Currently, additioanl arguments to the loss function
is not allowed, but one can create a loss function class subclassing `nn.Module`, and
set extra arguments through its constructor. For example, to set the weight to a particular
loss function, one can create the loss as
```
class MyLoss(nn.Module):
def __init__(weight=0.01):
self.weight = weight

def forward(preds, labels):
return self.weight * torch.mean((preds - labels) ** 2)
```

When a list or tuple of Callables is passed to `loss_function`, it uses the loss functions
respectively for each prediction defined in `TrainingConfig.pred_names`. If there
are more loss functions than the number of `pred_names`, the rest are treated as regularizers
and they should have a signature of `loss_func(pred1, pred2, ...)`. When encountering these
loss functions, the trainer would first try calling them with keyword arguments
`loss_func(pred_name_1=pred_1, pred_name_2=pred_2, ...)`. This is done in case the function's arguments
come in a different order from the predictions. If the argument names do not match, it would then
pass the predictions as positional arguments like `loss_func(pred_1, pred_2, ...)`.

### Parallelization

The trainer should work with either single-node (default) or multi-node parallelization.
To run multi-node training, one should create a `ParallelizationConfig` object, set
`parallelization_type` to `'multi_node''`, then pass the config object to
`TrainingConfig.parallelization_params`.

When `parallelization_type` is `single_node`, the trainer wraps the model
object with `torch.nn.DataParallel`,
allowing it to use all GPUs available on a single machine.

If `parallelization_type` is set to `multi_node`, the trainer instead wraps the model
object with `torch.nn.parallel.DistributedDataParallel` (DDP), which should allow it to
work with multiple processes that are potentially distributed over multiple nodes on an HPC.

In order to run multi-node training on an HPC like ALCF's Polaris, one should
launch multiple processes when submitting the job to the HPC's job scheduler.
PyTorch DDP's offcial documentation says jobs should be launched using `torchrun` in this case,
but it was found that in some cases,
jobs with `torchrun` would run into GPU visibility-related exception
when using the NCCL backend.
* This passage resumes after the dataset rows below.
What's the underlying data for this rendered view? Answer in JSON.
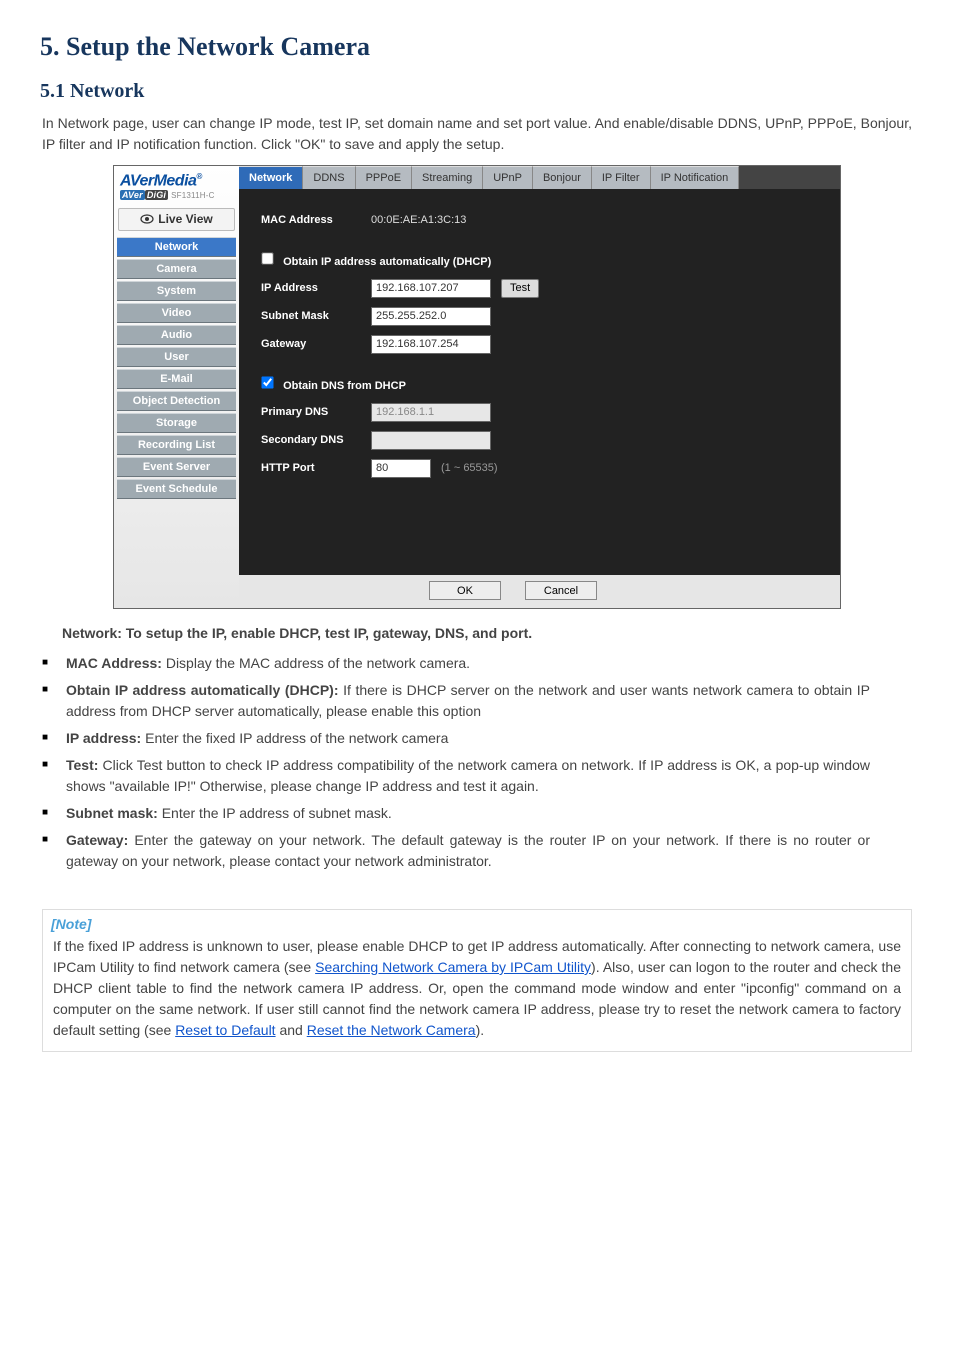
{
  "doc": {
    "h1": "5. Setup the Network Camera",
    "h2": "5.1  Network",
    "p1": "In Network page, user can change IP mode, test IP, set domain name and set port value. And enable/disable DDNS, UPnP, PPPoE, Bonjour, IP filter and IP notification function. Click \"OK\" to save and apply the setup.",
    "p_net": "Network: To setup the IP, enable DHCP, test IP, gateway, DNS, and port.",
    "bullets": {
      "mac": {
        "b": "MAC Address: ",
        "t": "Display the MAC address of the network camera."
      },
      "dhcp": {
        "b": "Obtain IP address automatically (DHCP): ",
        "t": "If there is DHCP server on the network and user wants network camera to obtain IP address from DHCP server automatically, please enable this option"
      },
      "ip": {
        "b": "IP address: ",
        "t": "Enter the fixed IP address of the network camera"
      },
      "test": {
        "b": "Test: ",
        "t": "Click Test button to check IP address compatibility of the network camera on network. If IP address is OK, a pop-up window shows \"available IP!\" Otherwise, please change IP address and test it again."
      },
      "sub": {
        "b": "Subnet mask: ",
        "t": "Enter the IP address of subnet mask."
      },
      "gw": {
        "b": "Gateway: ",
        "t": "Enter the gateway on your network. The default gateway is the router IP on your network. If there is no router or gateway on your network, please contact your network administrator."
      }
    },
    "note": {
      "hdr": "[Note]",
      "body": "If the fixed IP address is unknown to user, please enable DHCP to get IP address automatically. After connecting to network camera, use IPCam Utility to find network camera (see Searching Network Camera by IPCam Utility). Also, user can logon to the router and check the DHCP client table to find the network camera IP address. Or, open the command mode window and enter \"ipconfig\" command on a computer on the same network. If user still cannot find the network camera IP address, please try to reset the network camera to factory default setting (see Reset to Default and Reset the Network Camera).",
      "links": {
        "l1": "Searching Network Camera by IPCam Utility",
        "l2": "Reset to Default",
        "and": " and ",
        "l3": "Reset the Network Camera"
      }
    }
  },
  "ss": {
    "logo": {
      "brand1": "AVer",
      "brand2": "Media",
      "tag_a": "AVer",
      "tag_b": "DiGi",
      "model": "SF1311H-C"
    },
    "live": "Live View",
    "nav": [
      "Network",
      "Camera",
      "System",
      "Video",
      "Audio",
      "User",
      "E-Mail",
      "Object Detection",
      "Storage",
      "Recording List",
      "Event Server",
      "Event Schedule"
    ],
    "tabs": [
      "Network",
      "DDNS",
      "PPPoE",
      "Streaming",
      "UPnP",
      "Bonjour",
      "IP Filter",
      "IP Notification"
    ],
    "labels": {
      "mac": "MAC Address",
      "dhcp": "Obtain IP address automatically (DHCP)",
      "ip": "IP Address",
      "sub": "Subnet Mask",
      "gw": "Gateway",
      "dns_dhcp": "Obtain DNS from DHCP",
      "pdns": "Primary DNS",
      "sdns": "Secondary DNS",
      "http": "HTTP Port"
    },
    "values": {
      "mac": "00:0E:AE:A1:3C:13",
      "ip": "192.168.107.207",
      "sub": "255.255.252.0",
      "gw": "192.168.107.254",
      "pdns": "192.168.1.1",
      "sdns": "",
      "http": "80",
      "test": "Test",
      "port_hint": "(1 ~ 65535)"
    },
    "foot": {
      "ok": "OK",
      "cancel": "Cancel"
    }
  }
}
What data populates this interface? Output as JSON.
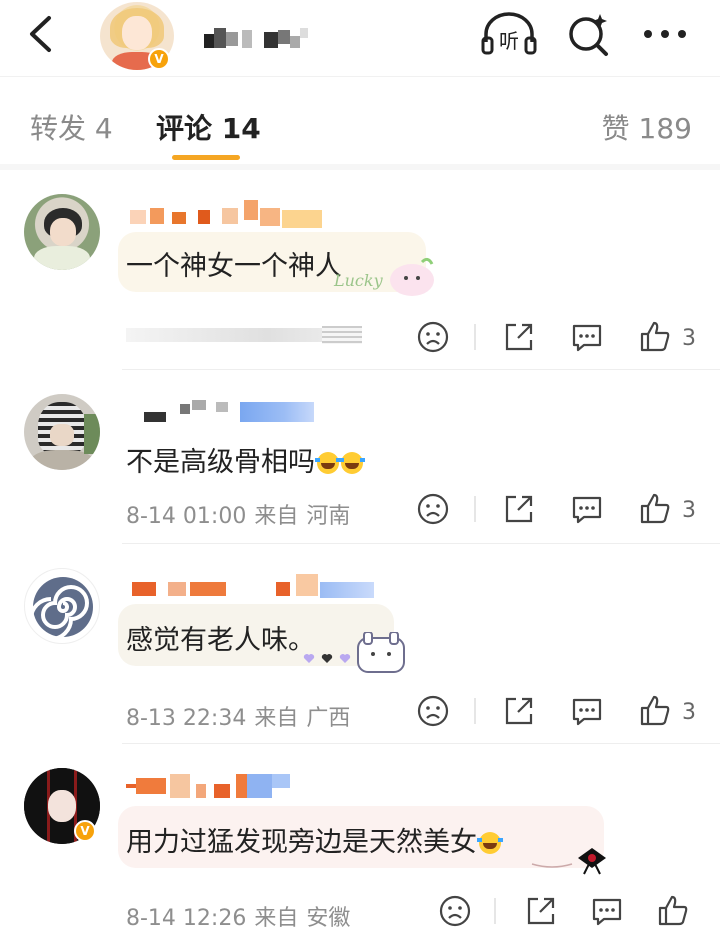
{
  "header": {
    "back_icon": "chevron-left-icon",
    "listen_label": "听",
    "verify_mark": "V",
    "icons": [
      "listen-icon",
      "search-sparkle-icon",
      "more-icon"
    ]
  },
  "tabs": {
    "repost": "转发 4",
    "comments": "评论 14",
    "likes": "赞 189"
  },
  "comments": [
    {
      "text": "一个神女一个神人",
      "sticker_text": "Lucky",
      "meta_time": "",
      "meta_source": "",
      "meta_region": "",
      "likes": "3"
    },
    {
      "text": "不是高级骨相吗",
      "meta_time": "8-14 01:00",
      "meta_source": "来自",
      "meta_region": "河南",
      "likes": "3"
    },
    {
      "text": "感觉有老人味。",
      "meta_time": "8-13 22:34",
      "meta_source": "来自",
      "meta_region": "广西",
      "likes": "3"
    },
    {
      "text": "用力过猛发现旁边是天然美女",
      "meta_time": "8-14 12:26",
      "meta_source": "来自",
      "meta_region": "安徽",
      "verify_mark": "V",
      "likes": ""
    }
  ],
  "colors": {
    "accent": "#f5a623",
    "verify": "#f7a20b",
    "text_primary": "#222222",
    "text_secondary": "#8e8e8e"
  }
}
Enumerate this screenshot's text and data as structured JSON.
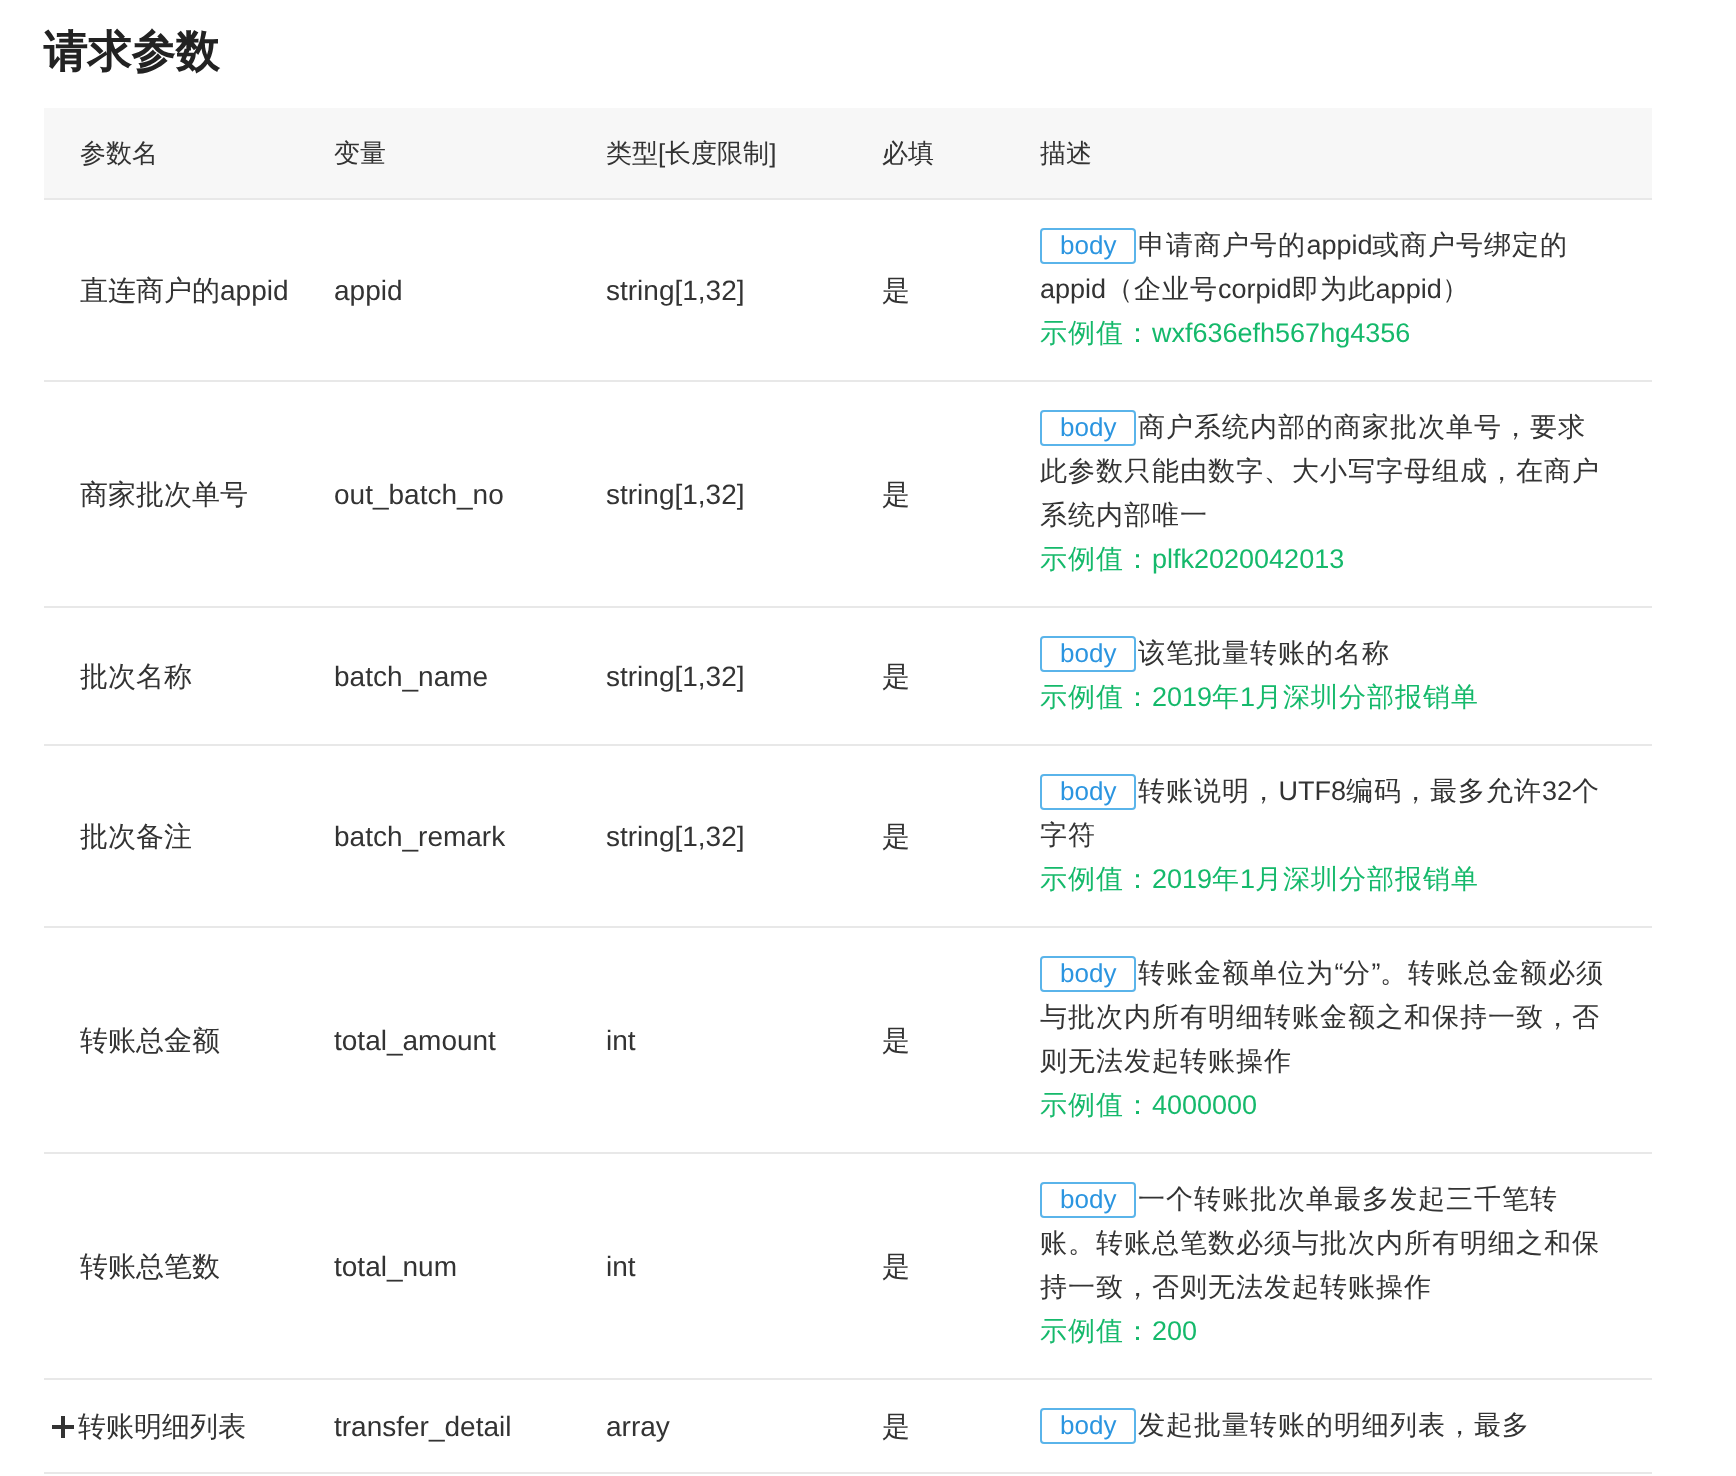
{
  "title": "请求参数",
  "table": {
    "columns": [
      "参数名",
      "变量",
      "类型[长度限制]",
      "必填",
      "描述"
    ],
    "rows": [
      {
        "name": "直连商户的appid",
        "variable": "appid",
        "type": "string[1,32]",
        "required": "是",
        "tag": "body",
        "description": "申请商户号的appid或商户号绑定的appid（企业号corpid即为此appid）",
        "example": "示例值：wxf636efh567hg4356"
      },
      {
        "name": "商家批次单号",
        "variable": "out_batch_no",
        "type": "string[1,32]",
        "required": "是",
        "tag": "body",
        "description": "商户系统内部的商家批次单号，要求此参数只能由数字、大小写字母组成，在商户系统内部唯一",
        "example": "示例值：plfk2020042013"
      },
      {
        "name": "批次名称",
        "variable": "batch_name",
        "type": "string[1,32]",
        "required": "是",
        "tag": "body",
        "description": "该笔批量转账的名称",
        "example": "示例值：2019年1月深圳分部报销单"
      },
      {
        "name": "批次备注",
        "variable": "batch_remark",
        "type": "string[1,32]",
        "required": "是",
        "tag": "body",
        "description": "转账说明，UTF8编码，最多允许32个字符",
        "example": "示例值：2019年1月深圳分部报销单"
      },
      {
        "name": "转账总金额",
        "variable": "total_amount",
        "type": "int",
        "required": "是",
        "tag": "body",
        "description": "转账金额单位为“分”。转账总金额必须与批次内所有明细转账金额之和保持一致，否则无法发起转账操作",
        "example": "示例值：4000000"
      },
      {
        "name": "转账总笔数",
        "variable": "total_num",
        "type": "int",
        "required": "是",
        "tag": "body",
        "description": "一个转账批次单最多发起三千笔转账。转账总笔数必须与批次内所有明细之和保持一致，否则无法发起转账操作",
        "example": "示例值：200"
      },
      {
        "name": "转账明细列表",
        "variable": "transfer_detail",
        "type": "array",
        "required": "是",
        "tag": "body",
        "description": "发起批量转账的明细列表，最多",
        "expanded": false
      }
    ]
  }
}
Instead, we figured out that the job may also be launched with
`aprun`, the standard multi-processing run command with Cobalt (Theta) or PBS (Polaris) scheduler.
Some environment variables need to be set in the Python script, as shown in the
[ALCF training material repository](https://github.com/argonne-lcf/ai-science-training-series/tree/13bd951ca01dd432f4939c309834252de2a493e9/06_distributedTraining/DDP).
An example of multi-node training on Polaris
is available in `examples/hpc/ddp_training_with_dummy_data.py`.